Some journo has been earning his keep today
I feel a little worried that I don't understand the attraction of shoving large items up my arse though.
I normally insert things at the other end to suffer explosive diahhrea!
I feel a little worried that I don’t understand the attraction of shoving large items up my arse though.
I think some philosopher professor said something along the lines of, "The enemy of freedom is not intolerance, it is incomprenension." Personally, and I don't want to sound like a bigot, I cannot comprehend why anyone derives pleasure from inserting anything larger than a finger up their bums. It's just not natural.
It’s just not natural.
Well… If you’re a regular every three days, like me, you too will have done larger number 2’s. So I’m not surprised it would fit.
What’s the frequency of slipping and falling onto toothpaste pumps? Dangerous places, bathrooms. Wet floors too. And 99x more likely to slip and fall if male.
https://pubmed.ncbi.nlm.nih.gov/17563678/
These might make your eyes water a bit!
https://pubmed.ncbi.nlm.nih.gov/20224259/
https://pubmed.ncbi.nlm.nih.gov/31579741/
‘No, no I would absolutely not like to pull your finger.’
I cannot comprehend why anyone derives pleasure from inserting anything larger than a finger up their bums. It’s just not natural.

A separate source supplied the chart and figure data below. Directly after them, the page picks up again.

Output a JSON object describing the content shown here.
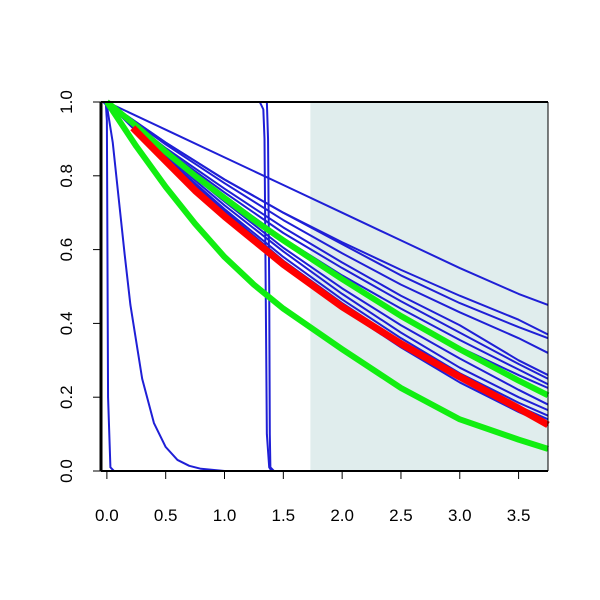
{
  "chart_data": {
    "type": "line",
    "title": "",
    "xlabel": "",
    "ylabel": "",
    "xlim": [
      -0.05,
      3.75
    ],
    "ylim": [
      0,
      1
    ],
    "xticks": [
      0.0,
      0.5,
      1.0,
      1.5,
      2.0,
      2.5,
      3.0,
      3.5
    ],
    "xtick_labels": [
      "0.0",
      "0.5",
      "1.0",
      "1.5",
      "2.0",
      "2.5",
      "3.0",
      "3.5"
    ],
    "yticks": [
      0.0,
      0.2,
      0.4,
      0.6,
      0.8,
      1.0
    ],
    "ytick_labels": [
      "0.0",
      "0.2",
      "0.4",
      "0.6",
      "0.8",
      "1.0"
    ],
    "grid": false,
    "legend": "none",
    "shaded_region": {
      "x_start": 1.73,
      "x_end": 3.75,
      "color": "#e0eded"
    },
    "colors": {
      "blue": "#1f1fd6",
      "red": "#ff0000",
      "green": "#11ee11",
      "axis": "#000000"
    },
    "series": [
      {
        "color": "blue",
        "width": 2,
        "points": [
          [
            -0.03,
            1.0
          ],
          [
            -0.01,
            1.0
          ],
          [
            0.0,
            0.95
          ],
          [
            0.01,
            0.2
          ],
          [
            0.03,
            0.01
          ],
          [
            0.06,
            0.0
          ],
          [
            3.75,
            0.0
          ]
        ]
      },
      {
        "color": "blue",
        "width": 2,
        "points": [
          [
            -0.03,
            1.0
          ],
          [
            0.0,
            0.99
          ],
          [
            0.05,
            0.89
          ],
          [
            0.1,
            0.74
          ],
          [
            0.15,
            0.59
          ],
          [
            0.2,
            0.45
          ],
          [
            0.3,
            0.25
          ],
          [
            0.4,
            0.13
          ],
          [
            0.5,
            0.065
          ],
          [
            0.6,
            0.03
          ],
          [
            0.7,
            0.014
          ],
          [
            0.8,
            0.006
          ],
          [
            1.0,
            0.0
          ],
          [
            3.75,
            0.0
          ]
        ]
      },
      {
        "color": "blue",
        "width": 2,
        "points": [
          [
            -0.03,
            1.0
          ],
          [
            1.3,
            1.0
          ],
          [
            1.33,
            0.98
          ],
          [
            1.34,
            0.9
          ],
          [
            1.35,
            0.5
          ],
          [
            1.36,
            0.1
          ],
          [
            1.38,
            0.01
          ],
          [
            1.4,
            0.0
          ],
          [
            3.75,
            0.0
          ]
        ]
      },
      {
        "color": "blue",
        "width": 2,
        "points": [
          [
            -0.03,
            1.0
          ],
          [
            1.36,
            1.0
          ],
          [
            1.37,
            0.9
          ],
          [
            1.38,
            0.5
          ],
          [
            1.385,
            0.1
          ],
          [
            1.39,
            0.01
          ],
          [
            1.42,
            0.0
          ],
          [
            3.75,
            0.0
          ]
        ]
      },
      {
        "color": "blue",
        "width": 2,
        "points": [
          [
            0.0,
            1.0
          ],
          [
            0.5,
            0.925
          ],
          [
            1.0,
            0.85
          ],
          [
            1.5,
            0.775
          ],
          [
            2.0,
            0.7
          ],
          [
            2.5,
            0.625
          ],
          [
            3.0,
            0.55
          ],
          [
            3.5,
            0.48
          ],
          [
            3.75,
            0.45
          ]
        ]
      },
      {
        "color": "blue",
        "width": 2,
        "points": [
          [
            0.0,
            1.0
          ],
          [
            0.5,
            0.89
          ],
          [
            1.0,
            0.79
          ],
          [
            1.5,
            0.7
          ],
          [
            2.0,
            0.62
          ],
          [
            2.5,
            0.545
          ],
          [
            3.0,
            0.475
          ],
          [
            3.5,
            0.41
          ],
          [
            3.75,
            0.37
          ]
        ]
      },
      {
        "color": "blue",
        "width": 2,
        "points": [
          [
            0.0,
            1.0
          ],
          [
            0.5,
            0.89
          ],
          [
            1.0,
            0.79
          ],
          [
            1.5,
            0.7
          ],
          [
            2.0,
            0.615
          ],
          [
            2.5,
            0.53
          ],
          [
            3.0,
            0.455
          ],
          [
            3.5,
            0.39
          ],
          [
            3.75,
            0.36
          ]
        ]
      },
      {
        "color": "blue",
        "width": 2,
        "points": [
          [
            0.0,
            1.0
          ],
          [
            0.5,
            0.885
          ],
          [
            1.0,
            0.78
          ],
          [
            1.5,
            0.68
          ],
          [
            2.0,
            0.59
          ],
          [
            2.5,
            0.505
          ],
          [
            3.0,
            0.43
          ],
          [
            3.5,
            0.36
          ],
          [
            3.75,
            0.32
          ]
        ]
      },
      {
        "color": "blue",
        "width": 2,
        "points": [
          [
            0.0,
            1.0
          ],
          [
            0.5,
            0.875
          ],
          [
            1.0,
            0.765
          ],
          [
            1.5,
            0.66
          ],
          [
            2.0,
            0.565
          ],
          [
            2.5,
            0.475
          ],
          [
            3.0,
            0.395
          ],
          [
            3.5,
            0.3
          ],
          [
            3.75,
            0.26
          ]
        ]
      },
      {
        "color": "blue",
        "width": 2,
        "points": [
          [
            0.0,
            1.0
          ],
          [
            0.5,
            0.87
          ],
          [
            1.0,
            0.755
          ],
          [
            1.5,
            0.645
          ],
          [
            2.0,
            0.55
          ],
          [
            2.5,
            0.46
          ],
          [
            3.0,
            0.375
          ],
          [
            3.5,
            0.29
          ],
          [
            3.75,
            0.25
          ]
        ]
      },
      {
        "color": "blue",
        "width": 2,
        "points": [
          [
            0.0,
            1.0
          ],
          [
            0.5,
            0.865
          ],
          [
            1.0,
            0.745
          ],
          [
            1.5,
            0.63
          ],
          [
            2.0,
            0.53
          ],
          [
            2.5,
            0.44
          ],
          [
            3.0,
            0.355
          ],
          [
            3.5,
            0.275
          ],
          [
            3.75,
            0.235
          ]
        ]
      },
      {
        "color": "blue",
        "width": 2,
        "points": [
          [
            0.0,
            1.0
          ],
          [
            0.5,
            0.86
          ],
          [
            1.0,
            0.735
          ],
          [
            1.5,
            0.62
          ],
          [
            2.0,
            0.515
          ],
          [
            2.5,
            0.42
          ],
          [
            3.0,
            0.335
          ],
          [
            3.5,
            0.26
          ],
          [
            3.75,
            0.225
          ]
        ]
      },
      {
        "color": "blue",
        "width": 2,
        "points": [
          [
            0.0,
            1.0
          ],
          [
            0.5,
            0.86
          ],
          [
            1.0,
            0.73
          ],
          [
            1.5,
            0.605
          ],
          [
            2.0,
            0.495
          ],
          [
            2.5,
            0.395
          ],
          [
            3.0,
            0.305
          ],
          [
            3.5,
            0.22
          ],
          [
            3.75,
            0.18
          ]
        ]
      },
      {
        "color": "blue",
        "width": 2,
        "points": [
          [
            0.0,
            1.0
          ],
          [
            0.5,
            0.855
          ],
          [
            1.0,
            0.72
          ],
          [
            1.5,
            0.595
          ],
          [
            2.0,
            0.48
          ],
          [
            2.5,
            0.375
          ],
          [
            3.0,
            0.28
          ],
          [
            3.5,
            0.2
          ],
          [
            3.75,
            0.165
          ]
        ]
      },
      {
        "color": "blue",
        "width": 2,
        "points": [
          [
            0.0,
            1.0
          ],
          [
            0.5,
            0.85
          ],
          [
            1.0,
            0.71
          ],
          [
            1.5,
            0.58
          ],
          [
            2.0,
            0.465
          ],
          [
            2.5,
            0.36
          ],
          [
            3.0,
            0.265
          ],
          [
            3.5,
            0.185
          ],
          [
            3.75,
            0.15
          ]
        ]
      },
      {
        "color": "blue",
        "width": 2,
        "points": [
          [
            0.0,
            1.0
          ],
          [
            0.5,
            0.845
          ],
          [
            1.0,
            0.705
          ],
          [
            1.5,
            0.57
          ],
          [
            2.0,
            0.455
          ],
          [
            2.5,
            0.35
          ],
          [
            3.0,
            0.255
          ],
          [
            3.5,
            0.175
          ],
          [
            3.75,
            0.14
          ]
        ]
      },
      {
        "color": "blue",
        "width": 2,
        "points": [
          [
            0.0,
            1.0
          ],
          [
            0.5,
            0.84
          ],
          [
            1.0,
            0.695
          ],
          [
            1.5,
            0.56
          ],
          [
            2.0,
            0.44
          ],
          [
            2.5,
            0.335
          ],
          [
            3.0,
            0.24
          ],
          [
            3.5,
            0.16
          ],
          [
            3.75,
            0.125
          ]
        ]
      },
      {
        "color": "green",
        "width": 6,
        "points": [
          [
            0.0,
            1.0
          ],
          [
            0.25,
            0.935
          ],
          [
            0.5,
            0.865
          ],
          [
            0.75,
            0.8
          ],
          [
            1.0,
            0.74
          ],
          [
            1.25,
            0.68
          ],
          [
            1.5,
            0.625
          ],
          [
            2.0,
            0.52
          ],
          [
            2.5,
            0.42
          ],
          [
            3.0,
            0.33
          ],
          [
            3.5,
            0.245
          ],
          [
            3.75,
            0.205
          ]
        ]
      },
      {
        "color": "red",
        "width": 7,
        "points": [
          [
            0.22,
            0.93
          ],
          [
            0.5,
            0.84
          ],
          [
            0.75,
            0.76
          ],
          [
            1.0,
            0.69
          ],
          [
            1.25,
            0.625
          ],
          [
            1.5,
            0.56
          ],
          [
            2.0,
            0.445
          ],
          [
            2.5,
            0.345
          ],
          [
            3.0,
            0.255
          ],
          [
            3.5,
            0.17
          ],
          [
            3.75,
            0.125
          ]
        ]
      },
      {
        "color": "green",
        "width": 6,
        "points": [
          [
            0.0,
            1.0
          ],
          [
            0.25,
            0.88
          ],
          [
            0.5,
            0.77
          ],
          [
            0.75,
            0.67
          ],
          [
            1.0,
            0.58
          ],
          [
            1.25,
            0.505
          ],
          [
            1.5,
            0.44
          ],
          [
            2.0,
            0.33
          ],
          [
            2.5,
            0.225
          ],
          [
            3.0,
            0.14
          ],
          [
            3.5,
            0.085
          ],
          [
            3.75,
            0.06
          ]
        ]
      }
    ]
  }
}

My mate's a 6'8" farmer with hands like shovels, hardened by 40 years of manual work. I think I'd rather have an artillery shell .....
I’ll just leave this here
Maybe they were hoping for a blow job?
What, like the back of a Volkswagen?
There’s a few beautifully subtle lines in that article. My favourite:
A source told the newspaper that the patient found the shell as he was doing a clear out.
I cannot comprehend why anyone derives pleasure from inserting anything larger than a finger up their bums. It’s just not natural.
Over dinner last week, my father in law regaled me with the tale of his prostate being checked. Firstly by an attractive 30-something female doc, then a 50-something male consultant. His description was markedly different for each experience, and I was quite glad I wasn't having sausages for the meal.
Suicide bummer??
I cannot comprehend why anyone derives pleasure from inserting anything larger than a finger up their bums. It’s just not natural.
I’d suggest you stay away from the internet, then. Or be very careful what you search for…
Actually, just make sure ‘safe search’ is turned on.
“Slipped and fell”…..
To be fair, we've all done it.
I’d suggest you stay away from the internet, then. Or be very careful what you search for…
Actually, just make sure ‘safe search’ is turned on.
When the Trainspotting spin-off Filth came out as a movie, I did a BitTorrent search for it. I was expecting some "interesting" search results, but nothing like the torrent of filth that came up. I gave up the search and never watched the movie, I just could not bear to scroll through all those pages of nasty porn results.